What the Federal Vision did was push these pieces around together with some
other old ideas from Dutch Reformed churches until they started to work as a
new system, much like those Trasformer [sic] toys that change between trucks
and robots.
The Federal Vision is the legitimate firstborn child of the OPC, and its
deviant theologies that have been tolerated throughout the entire existence of
the denomination.
Seminaries
become breeding grounds of heresy when full subscription to a reformed
confession is not required and enforced.
Each theologian is allowed to deviate, and over time there is a snowball
effect. The mass of errors then becomes
a monstrous whole, as we find in the Federal Vision theology. And this is not without further ill
effect. For we find many professed
Protestants, who once having embraced the Federal Vision theology, eventually
join the Romish Church. Thus we see in
practice what we read about in scripture: A little leaven leaveneth the
whole lump. (Galatians 5:9)
Toleration of
heresies in the seminaries is a rampant plague in North America. It besets not only Westminster Seminary East
and West, but virtually every other seminary.
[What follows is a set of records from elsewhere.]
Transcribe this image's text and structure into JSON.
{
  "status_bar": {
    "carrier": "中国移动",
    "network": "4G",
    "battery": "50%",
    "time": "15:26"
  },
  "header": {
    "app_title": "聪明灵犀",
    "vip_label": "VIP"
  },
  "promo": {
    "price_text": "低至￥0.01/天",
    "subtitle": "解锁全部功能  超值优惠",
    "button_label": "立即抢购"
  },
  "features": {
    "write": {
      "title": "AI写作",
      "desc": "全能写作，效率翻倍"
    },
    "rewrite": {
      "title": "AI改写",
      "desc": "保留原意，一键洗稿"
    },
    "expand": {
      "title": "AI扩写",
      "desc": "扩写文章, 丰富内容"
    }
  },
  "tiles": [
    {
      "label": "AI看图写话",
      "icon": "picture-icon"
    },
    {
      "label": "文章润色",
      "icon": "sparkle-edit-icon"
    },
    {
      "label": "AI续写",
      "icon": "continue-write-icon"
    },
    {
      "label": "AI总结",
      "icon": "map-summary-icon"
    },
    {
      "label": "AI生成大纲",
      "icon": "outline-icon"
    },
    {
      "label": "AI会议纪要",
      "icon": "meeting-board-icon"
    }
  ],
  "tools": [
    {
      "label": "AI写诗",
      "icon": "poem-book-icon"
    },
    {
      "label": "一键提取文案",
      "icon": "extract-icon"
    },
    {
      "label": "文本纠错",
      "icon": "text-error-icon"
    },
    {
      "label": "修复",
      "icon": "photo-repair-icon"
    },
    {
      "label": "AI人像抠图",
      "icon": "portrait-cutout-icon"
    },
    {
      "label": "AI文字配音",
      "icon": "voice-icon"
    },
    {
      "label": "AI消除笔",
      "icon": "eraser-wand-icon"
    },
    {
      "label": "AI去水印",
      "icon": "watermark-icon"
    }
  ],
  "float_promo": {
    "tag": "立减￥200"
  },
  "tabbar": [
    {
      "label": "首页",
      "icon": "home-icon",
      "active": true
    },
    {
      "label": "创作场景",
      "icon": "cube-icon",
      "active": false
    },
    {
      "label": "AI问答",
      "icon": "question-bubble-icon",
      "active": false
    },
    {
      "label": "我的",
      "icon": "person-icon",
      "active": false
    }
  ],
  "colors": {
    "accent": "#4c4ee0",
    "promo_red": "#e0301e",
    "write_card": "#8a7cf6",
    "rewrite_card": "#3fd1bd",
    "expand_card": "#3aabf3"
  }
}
Even Puritan Reformed Theological Seminary is not without problem in
this respect. Puritan Reformed
Theological Seminary allows men holding to various and sundry erroneous
deviations from the Westminster Standards and Three Forms of Unity to teach
courses.
A much sounder
principle of theological instruction is found in the Free Presbyterian Church
of Scotland. There, only full
subscriptionists to the Westminster Standards are allowed to teach, for only
ministers in the Free Presbyterian Church of Scotland teach.